Eğer dünya gerçek bir çelik kafese dönüştüyse gerçeküstücülük özgürlüğe kavuşmak için onun parmaklıklarını kırmamızı sağlayacak büyülü çekiçtir. Eğer burjuva medeniyeti evreninin ta kendisiyse yani akılcı hesap ruhunun medeniyetiyse gerçeküstücülük bu aritmetik örümcek ağının iplerini kesmeyi sağlayan keskin hançerdir.
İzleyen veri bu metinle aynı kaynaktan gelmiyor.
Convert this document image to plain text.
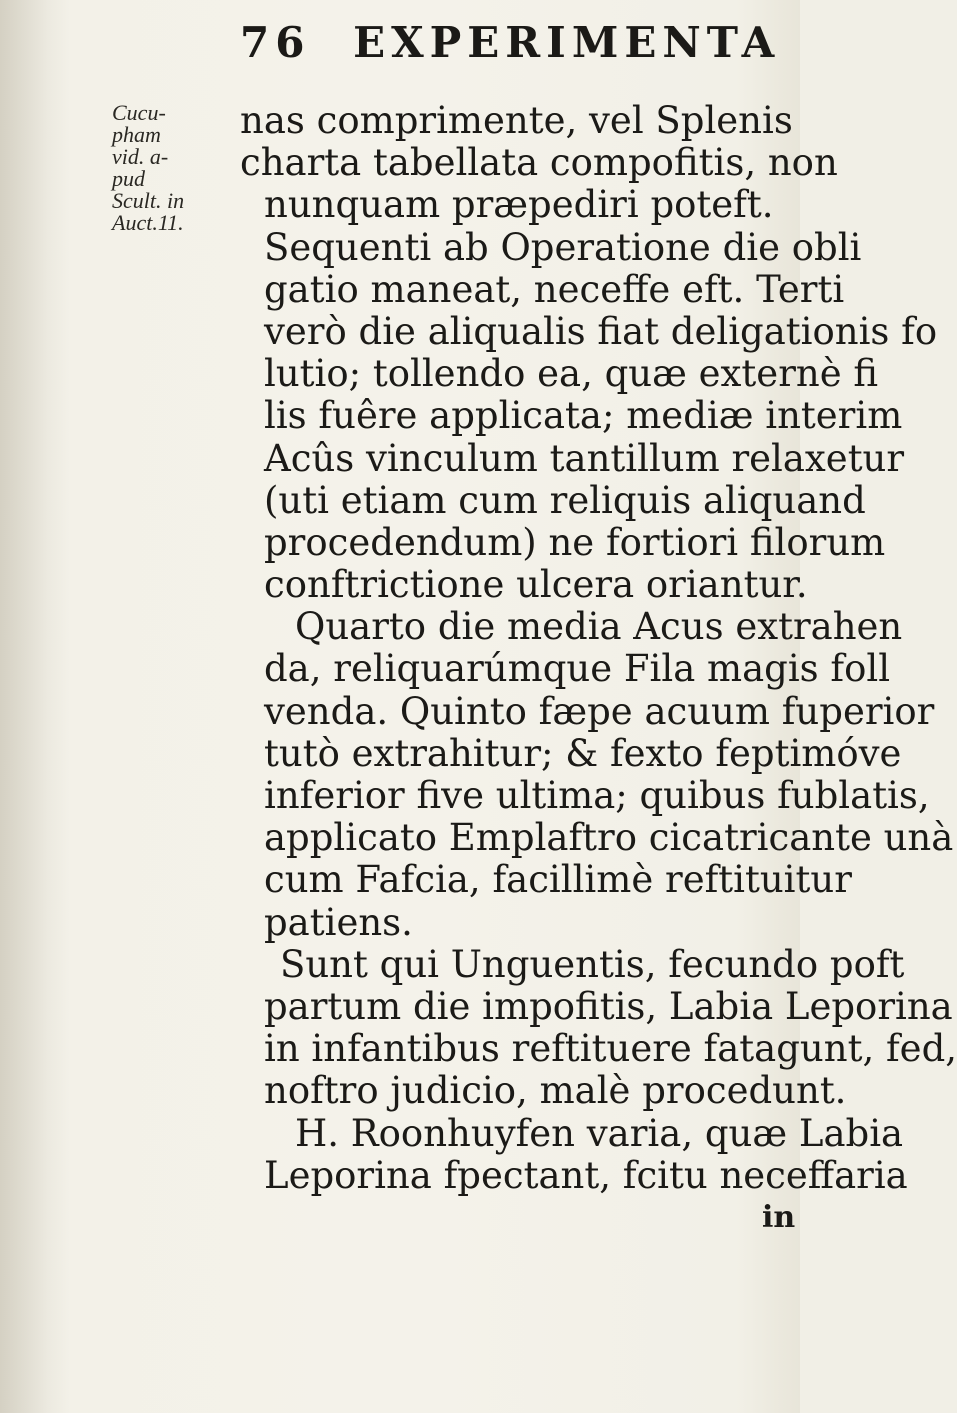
76 EXPERIMENTA
Cucu-
pham
vid. a-
pud
Scult. in
Auct.11.
nas comprimente, vel Splenis
charta tabellata compofitis, non
nunquam præpediri poteft.
Sequenti ab Operatione die obli
gatio maneat, neceffe eft. Terti
verò die aliqualis fiat deligationis fo
lutio; tollendo ea, quæ externè fi
lis fuêre applicata; mediæ interim
Acûs vinculum tantillum relaxetur
(uti etiam cum reliquis aliquand
procedendum) ne fortiori filorum
conftrictione ulcera oriantur.
Quarto die media Acus extrahen
da, reliquarúmque Fila magis foll
venda. Quinto fæpe acuum fuperior
tutò extrahitur; & fexto feptimóve
inferior five ultima; quibus fublatis,
applicato Emplaftro cicatricante unà
cum Fafcia, facillimè reftituitur
patiens.
Sunt qui Unguentis, fecundo poft
partum die impofitis, Labia Leporina
in infantibus reftituere fatagunt, fed,
noftro judicio, malè procedunt.
H. Roonhuyfen varia, quæ Labia
Leporina fpectant, fcitu neceffaria
in
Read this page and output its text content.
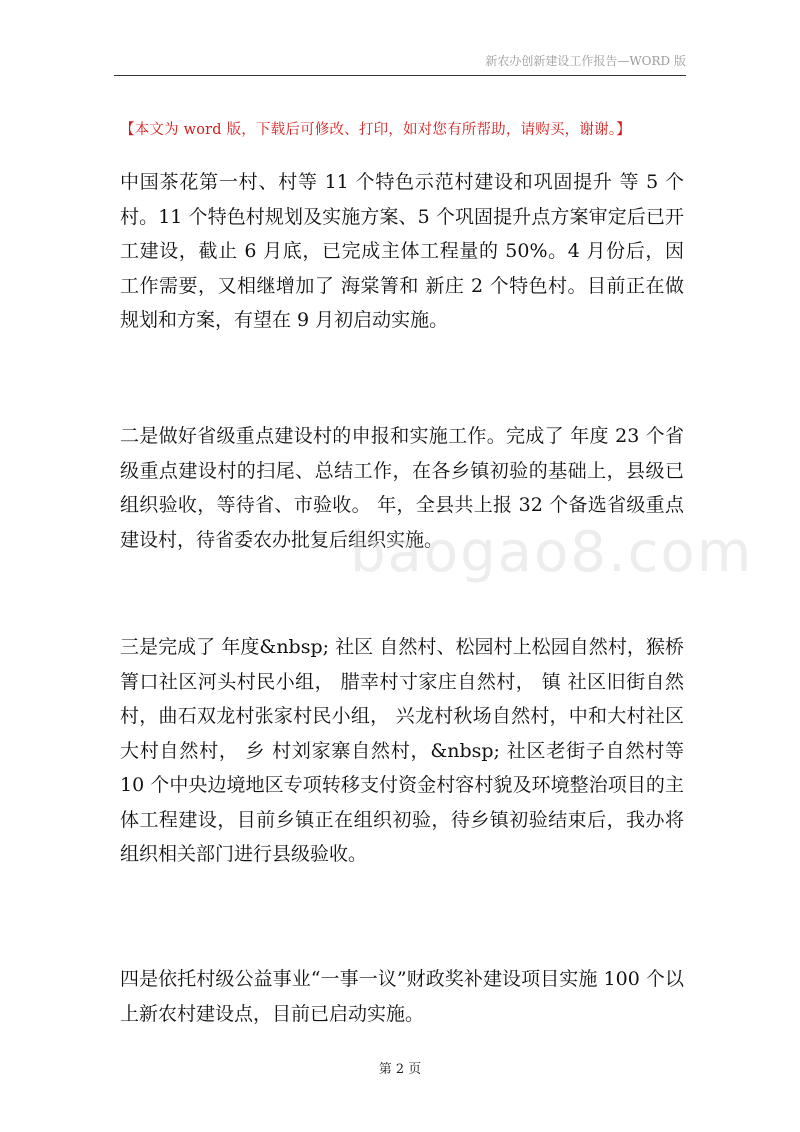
新农办创新建设工作报告—WORD 版
【本文为 word 版，下载后可修改、打印，如对您有所帮助，请购买，谢谢。】

中国茶花第一村、村等 11 个特色示范村建设和巩固提升 等 5 个村。11 个特色村规划及实施方案、5 个巩固提升点方案审定后已开工建设，截止 6 月底，已完成主体工程量的 50%。4 月份后，因工作需要，又相继增加了 海棠箐和 新庄 2 个特色村。目前正在做规划和方案，有望在 9 月初启动实施。

二是做好省级重点建设村的申报和实施工作。完成了 年度 23 个省级重点建设村的扫尾、总结工作，在各乡镇初验的基础上，县级已组织验收，等待省、市验收。 年，全县共上报 32 个备选省级重点建设村，待省委农办批复后组织实施。

三是完成了 年度&nbsp; 社区 自然村、松园村上松园自然村，猴桥箐口社区河头村民小组， 腊幸村寸家庄自然村， 镇 社区旧街自然村，曲石双龙村张家村民小组， 兴龙村秋场自然村，中和大村社区大村自然村， 乡 村刘家寨自然村，&nbsp; 社区老街子自然村等 10 个中央边境地区专项转移支付资金村容村貌及环境整治项目的主体工程建设，目前乡镇正在组织初验，待乡镇初验结束后，我办将组织相关部门进行县级验收。

四是依托村级公益事业“一事一议”财政奖补建设项目实施 100 个以上新农村建设点，目前已启动实施。

baogao8.com
第 2 页
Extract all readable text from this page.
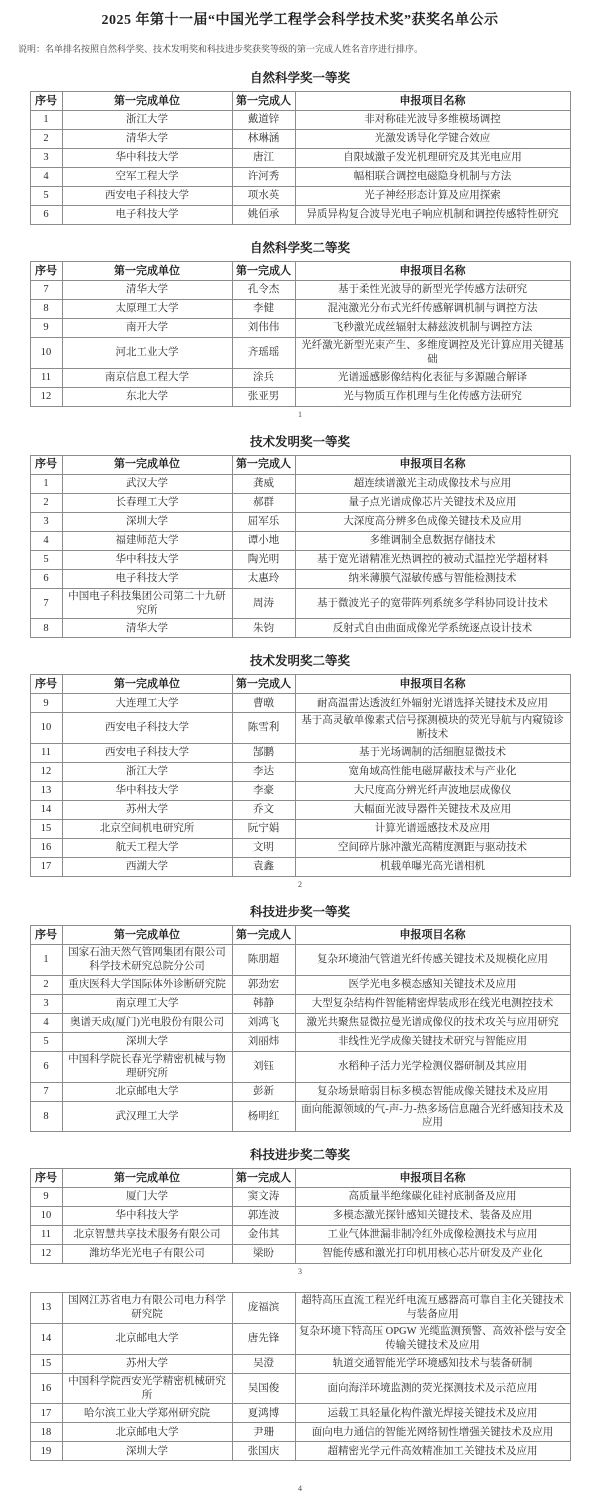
2025 年第十一届“中国光学工程学会科学技术奖”获奖名单公示
说明：名单排名按照自然科学奖、技术发明奖和科技进步奖获奖等级的第一完成人姓名音序进行排序。
自然科学奖一等奖
序号	第一完成单位	第一完成人	申报项目名称
1	浙江大学	戴道锌	非对称硅光波导多维模场调控
2	清华大学	林琳涵	光激发诱导化学键合效应
3	华中科技大学	唐江	自限域激子发光机理研究及其光电应用
4	空军工程大学	许河秀	幅相联合调控电磁隐身机制与方法
5	西安电子科技大学	项水英	光子神经形态计算及应用探索
6	电子科技大学	姚佰承	异质异构复合波导光电子响应机制和调控传感特性研究
自然科学奖二等奖
序号	第一完成单位	第一完成人	申报项目名称
7	清华大学	孔令杰	基于柔性光波导的新型光学传感方法研究
8	太原理工大学	李健	混沌激光分布式光纤传感解调机制与调控方法
9	南开大学	刘伟伟	飞秒激光成丝辐射太赫兹波机制与调控方法
10	河北工业大学	齐瑶瑶	光纤激光新型光束产生、多维度调控及光计算应用关键基础
11	南京信息工程大学	涂兵	光谱遥感影像结构化表征与多源融合解译
12	东北大学	张亚男	光与物质互作机理与生化传感方法研究
1
技术发明奖一等奖
序号	第一完成单位	第一完成人	申报项目名称
1	武汉大学	龚威	超连续谱激光主动成像技术与应用
2	长春理工大学	郝群	量子点光谱成像芯片关键技术及应用
3	深圳大学	屈军乐	大深度高分辨多色成像关键技术及应用
4	福建师范大学	谭小地	多维调制全息数据存储技术
5	华中科技大学	陶光明	基于宽光谱精准光热调控的被动式温控光学超材料
6	电子科技大学	太惠玲	纳米薄膜气湿敏传感与智能检测技术
7	中国电子科技集团公司第二十九研究所	周涛	基于微波光子的宽带阵列系统多学科协同设计技术
8	清华大学	朱钧	反射式自由曲面成像光学系统逐点设计技术
技术发明奖二等奖
序号	第一完成单位	第一完成人	申报项目名称
9	大连理工大学	曹暾	耐高温雷达透波红外辐射光谱选择关键技术及应用
10	西安电子科技大学	陈雪利	基于高灵敏单像素式信号探测模块的荧光导航与内窥镜诊断技术
11	西安电子科技大学	郜鹏	基于光场调制的活细胞显微技术
12	浙江大学	李达	宽角域高性能电磁屏蔽技术与产业化
13	华中科技大学	李豪	大尺度高分辨光纤声波地层成像仪
14	苏州大学	乔文	大幅面光波导器件关键技术及应用
15	北京空间机电研究所	阮宁娟	计算光谱遥感技术及应用
16	航天工程大学	文明	空间碎片脉冲激光高精度测距与驱动技术
17	西湖大学	袁鑫	机载单曝光高光谱相机
2
科技进步奖一等奖
序号	第一完成单位	第一完成人	申报项目名称
1	国家石油天然气管网集团有限公司科学技术研究总院分公司	陈朋超	复杂环境油气管道光纤传感关键技术及规模化应用
2	重庆医科大学国际体外诊断研究院	郭劲宏	医学光电多模态感知关键技术及应用
3	南京理工大学	韩静	大型复杂结构件智能精密焊装成形在线光电测控技术
4	奥谱天成(厦门)光电股份有限公司	刘鸿飞	激光共聚焦显微拉曼光谱成像仪的技术攻关与应用研究
5	深圳大学	刘丽炜	非线性光学成像关键技术研究与智能应用
6	中国科学院长春光学精密机械与物理研究所	刘钰	水稻种子活力光学检测仪器研制及其应用
7	北京邮电大学	彭新	复杂场景暗弱目标多模态智能成像关键技术及应用
8	武汉理工大学	杨明红	面向能源领域的气-声-力-热多场信息融合光纤感知技术及应用
科技进步奖二等奖
序号	第一完成单位	第一完成人	申报项目名称
9	厦门大学	窦文涛	高质量半绝缘碳化硅衬底制备及应用
10	华中科技大学	郭连波	多模态激光探针感知关键技术、装备及应用
11	北京智慧共享技术服务有限公司	金伟其	工业气体泄漏非制冷红外成像检测技术与应用
12	潍坊华光光电子有限公司	梁盼	智能传感和激光打印机用核心芯片研发及产业化
3
13	国网江苏省电力有限公司电力科学研究院	庞福滨	超特高压直流工程光纤电流互感器高可靠自主化关键技术与装备应用
14	北京邮电大学	唐先锋	复杂环境下特高压 OPGW 光缆监测预警、高效补偿与安全传输关键技术及应用
15	苏州大学	吴澄	轨道交通智能光学环境感知技术与装备研制
16	中国科学院西安光学精密机械研究所	吴国俊	面向海洋环境监测的荧光探测技术及示范应用
17	哈尔滨工业大学郑州研究院	夏鸿博	运载工具轻量化构件激光焊接关键技术及应用
18	北京邮电大学	尹珊	面向电力通信的智能光网络韧性增强关键技术及应用
19	深圳大学	张国庆	超精密光学元件高效精准加工关键技术及应用
4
Bu kitapta bir araya getirilen denemeler konuları "tarihsel" de olsa güncel de gerçeküstücülüğün fikirlerinin değerlerinin mitlerinin ve hayallerinin güncelliğini gösterme niyetini taşımaktadır. Bu denemeleri baştan sona kat eden kızıl ve kara iplik her daim yakıcı olan devrim meselesidir. 1727'den beri astronomlar için devrim bir cismin kendi ekseni etrafında dönmesidir. Gerçeküstücülük açısından devrim bunun tam aksini ifade eder: Batı medeniyetinin kendi etrafındaki monoton dönüşünü durdurmak bu ekseni sonsuza dek kırmak ve bir başka hareketin bir tutkulu çekim medeniyetinin serbest ve uyumlu hareketinin imkânını yaratmaktır. Devrimci ütopya bu hareketin müzikal enerjisidir.